In this randomized, double-blind, placebo-controlled, parallel-group study, patients with T2D between the ages of 18 and 75 years were assigned to receive a single oral dose of alogliptin 25, 100, or 400 mg or placebo (4:4:4:3 ratio) once daily for 14 days. PK profiles and plasma DPP-4 inhibition were assessed on days 1 and 14. Tolerability was monitored based on adverse events (AEs) and clinical assessments. Efficacy end points included 4-hour postprandial plasma glucose (PPG) and insulin concentrations, and fasting glycosylated hemoglobin (HbA(1c)), C-peptide, and fructosamine values.

RESULTS

Of 56 enrolled patients (57% women; 93% white; mean age, 55.6 years; mean weight, 89.8 kg; mean body mass index, 31.7 kg/m(2)), 54 completed the study. On day 14, the median T(max) was ~1 hour and the mean t(1/2) was 12.5 to 21.1 hours across all alogliptin doses. Alogliptin was primarily excreted renally (mean fraction of drug excreted in urine from 0 to 72 hours after dosing, 60.8%-63.4%). On day 14, mean peak DPP-4 inhibition ranged from 94% to 99%, and mean inhibition at 24 hours after dosing ranged from 82% to 97% across all alogliptin doses. Significant decreases from baseline to day 14 were observed in mean 4-hour PPG after breakfast with alogliptin 25 mg (-32.5 mg/dL; P=0.008), 100 mg (-37.2; P=0.002), and 400 mg (-65.6 mg/dL; P<0.001) compared with placebo (+8.2 mg/dL).
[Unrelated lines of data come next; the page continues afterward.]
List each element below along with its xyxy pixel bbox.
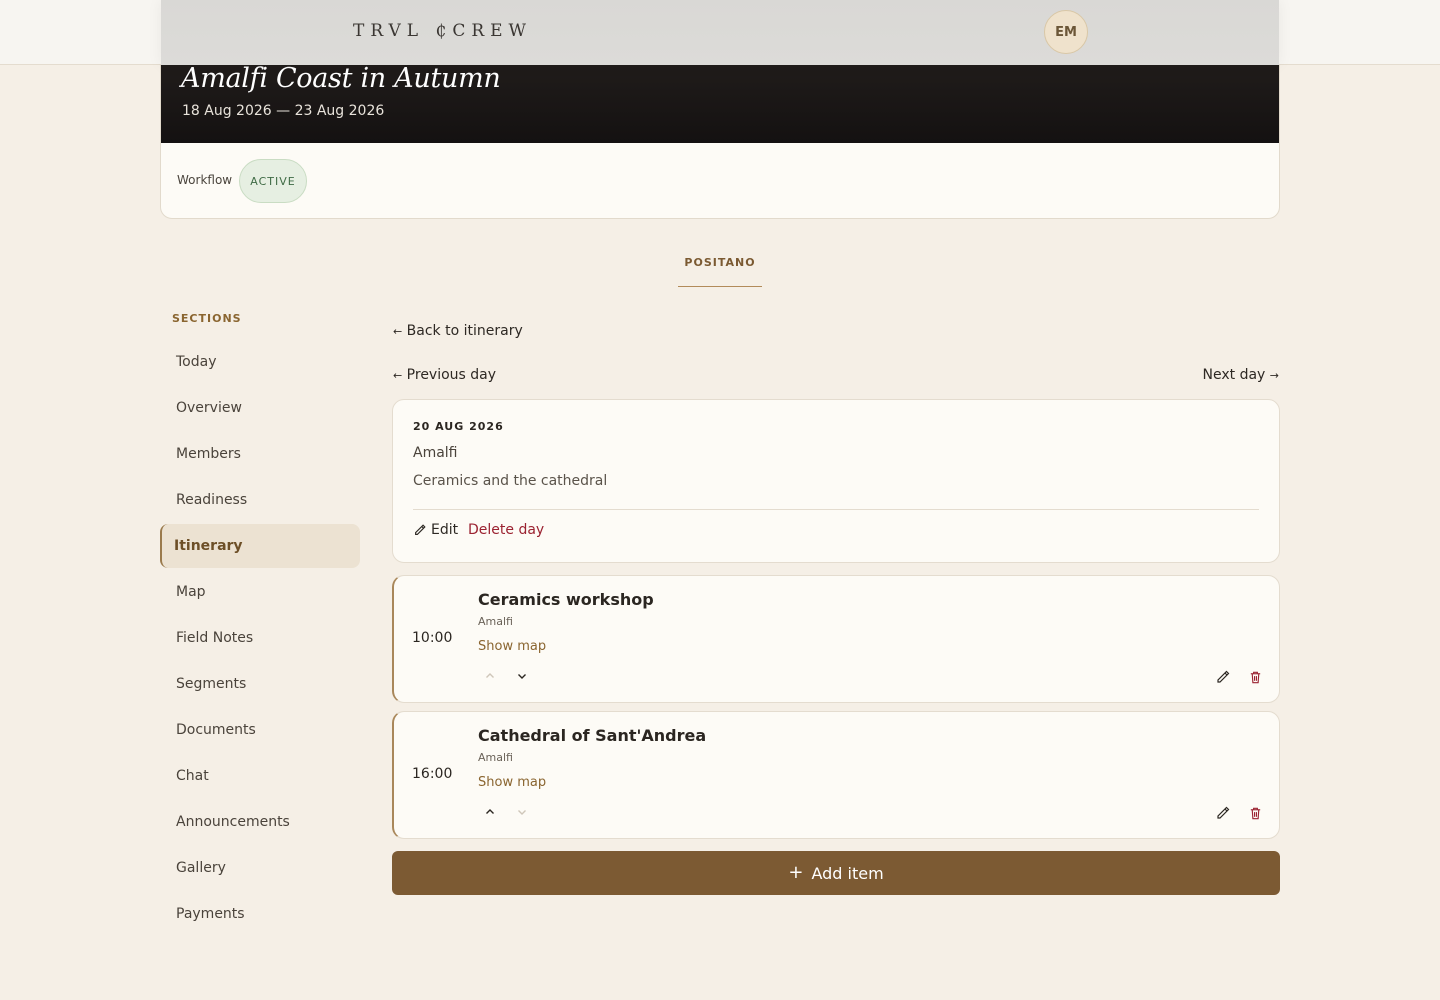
day-date: 20 AUG 2026 <box>413 420 504 433</box>
sidebar-item-itinerary[interactable]: Itinerary <box>160 524 360 568</box>
itinerary-item: 10:00 Ceramics workshop Amalfi Show map <box>392 575 1280 703</box>
trip-dates: 18 Aug 2026 — 23 Aug 2026 <box>182 103 385 119</box>
item-time: 16:00 <box>412 766 453 782</box>
tab-positano[interactable]: POSITANO <box>678 256 762 287</box>
pencil-icon <box>1217 806 1230 819</box>
back-link-label: Back to itinerary <box>406 323 523 339</box>
divider <box>413 509 1259 510</box>
top-bar: TRVL ₵CREW EM <box>0 0 1440 65</box>
sidebar-item-payments[interactable]: Payments <box>160 892 360 936</box>
previous-day-link[interactable]: ← Previous day <box>393 367 496 383</box>
next-day-label: Next day <box>1202 367 1266 383</box>
delete-item-button[interactable] <box>1246 804 1264 822</box>
trip-title: Amalfi Coast in Autumn <box>181 63 501 94</box>
sidebar-item-documents[interactable]: Documents <box>160 708 360 752</box>
brand-logo[interactable]: TRVL ₵CREW <box>353 21 532 41</box>
avatar[interactable]: EM <box>1044 10 1088 54</box>
move-up-button[interactable] <box>482 804 498 820</box>
edit-item-button[interactable] <box>1214 804 1232 822</box>
pencil-icon <box>1217 670 1230 683</box>
item-time: 10:00 <box>412 630 453 646</box>
move-up-button[interactable] <box>482 668 498 684</box>
sidebar-item-today[interactable]: Today <box>160 340 360 384</box>
sidebar-item-field-notes[interactable]: Field Notes <box>160 616 360 660</box>
arrow-right-icon: → <box>1269 369 1279 382</box>
sidebar-item-readiness[interactable]: Readiness <box>160 478 360 522</box>
add-item-label: Add item <box>811 863 884 883</box>
sidebar-item-segments[interactable]: Segments <box>160 662 360 706</box>
item-title: Ceramics workshop <box>478 590 654 609</box>
pencil-icon <box>415 524 426 535</box>
sidebar-heading: SECTIONS <box>172 312 242 325</box>
trash-icon <box>1250 807 1260 819</box>
sidebar-item-gallery[interactable]: Gallery <box>160 846 360 890</box>
delete-day-button[interactable]: Delete day <box>468 522 544 538</box>
arrow-left-icon: ← <box>393 369 403 382</box>
chevron-down-icon <box>518 674 526 679</box>
item-location: Amalfi <box>478 615 513 628</box>
workflow-label: Workflow <box>177 173 233 187</box>
day-description: Ceramics and the cathedral <box>413 473 608 489</box>
item-title: Cathedral of Sant'Andrea <box>478 726 707 745</box>
move-down-button[interactable] <box>514 668 530 684</box>
sidebar-item-overview[interactable]: Overview <box>160 386 360 430</box>
chevron-up-icon <box>486 673 494 678</box>
show-map-link[interactable]: Show map <box>478 639 546 654</box>
sidebar-item-members[interactable]: Members <box>160 432 360 476</box>
edit-day-button[interactable]: Edit <box>413 522 458 538</box>
next-day-link[interactable]: Next day → <box>1203 367 1280 383</box>
status-badge[interactable]: ACTIVE <box>239 159 307 203</box>
sidebar-nav: Today Overview Members Readiness Itinera… <box>160 340 360 938</box>
sidebar-item-chat[interactable]: Chat <box>160 754 360 798</box>
sidebar-item-announcements[interactable]: Announcements <box>160 800 360 844</box>
plus-icon: + <box>788 861 804 883</box>
back-to-itinerary-link[interactable]: ← Back to itinerary <box>393 323 523 339</box>
chevron-down-icon <box>518 810 526 815</box>
sidebar-item-map[interactable]: Map <box>160 570 360 614</box>
arrow-left-icon: ← <box>393 325 403 338</box>
itinerary-item: 16:00 Cathedral of Sant'Andrea Amalfi Sh… <box>392 711 1280 839</box>
chevron-up-icon <box>486 809 494 814</box>
previous-day-label: Previous day <box>406 367 497 383</box>
day-place: Amalfi <box>413 445 458 461</box>
add-item-button[interactable]: + Add item <box>392 851 1280 895</box>
move-down-button[interactable] <box>514 804 530 820</box>
edit-item-button[interactable] <box>1214 668 1232 686</box>
show-map-link[interactable]: Show map <box>478 775 546 790</box>
day-card: 20 AUG 2026 Amalfi Ceramics and the cath… <box>392 399 1280 563</box>
delete-item-button[interactable] <box>1246 668 1264 686</box>
edit-label: Edit <box>431 522 459 538</box>
hero-fade <box>161 0 1279 65</box>
item-location: Amalfi <box>478 751 513 764</box>
trash-icon <box>1250 671 1260 683</box>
Significant decreases in mean 4-hour PPG were also observed for alogliptin 25, 100, and 400 mg compared with placebo after lunch (-15.8 mg/dL [P=0.030]; -29.2 mg/dL [P=0.002]; -27.1 mg/dL [P=0.009]; and +14.3 mg/dL, respectively) and after dinner (-21.9 mg/dL [P=0.017]; -39.7 mg/dL [P<0.001]; -35.3 mg/dL [P=0.003]; and +12.8 mg/dL). Significant decreases in mean HbA(1c) from baseline to day 15 were observed for alogliptin 25 mg (-0.22%; P=0.044), 100 mg (-0.40%; P<0.001), and 400 mg (-0.28%; P=0.018) compared with placebo (+0.05%). Significant decreases in mean fructosamine concentrations from baseline to day 15 were observed for alogliptin 100 mg (-25.6 micromol/L; P=0.001) and 400 mg (-19.9 micromol/L; P=0.010) compared with placebo (+15.0 micromol/L). No statistically significant changes were noted in mean 4-hour postprandial insulin or mean fasting C-peptide. No serious AEs were reported, and no patients discontinued the study because of an AE. The most commonly reported AEs for alogliptin 400 mg were headache in 6 of 16 patients (compared with 0/15 for alogliptin 25 mg, 1/14 for alogliptin 100 mg, and 3/11 for placebo), dizziness in 4 of 16 patients (compared with 1/15, 2/14, and 1/11, respectively), and constipation in 3 of 16 patients (compared with no patients in any other group). No other individual AE was reported by >2 patients receiving the 400-mg dose. Apart from dizziness, no individual AE was reported by >1 patient receiving either the 25- or 100-mg dose.

CONCLUSIONS

In these adult patients with T2D, alogliptin inhibited plasma DPP-4 activity and significantly decreased PPG levels. The PK and PD profiles of multiple doses of alogliptin in this study supported use of a once-daily dosing regimen. Alogliptin was generally well tolerated, with no dose-limiting toxicity.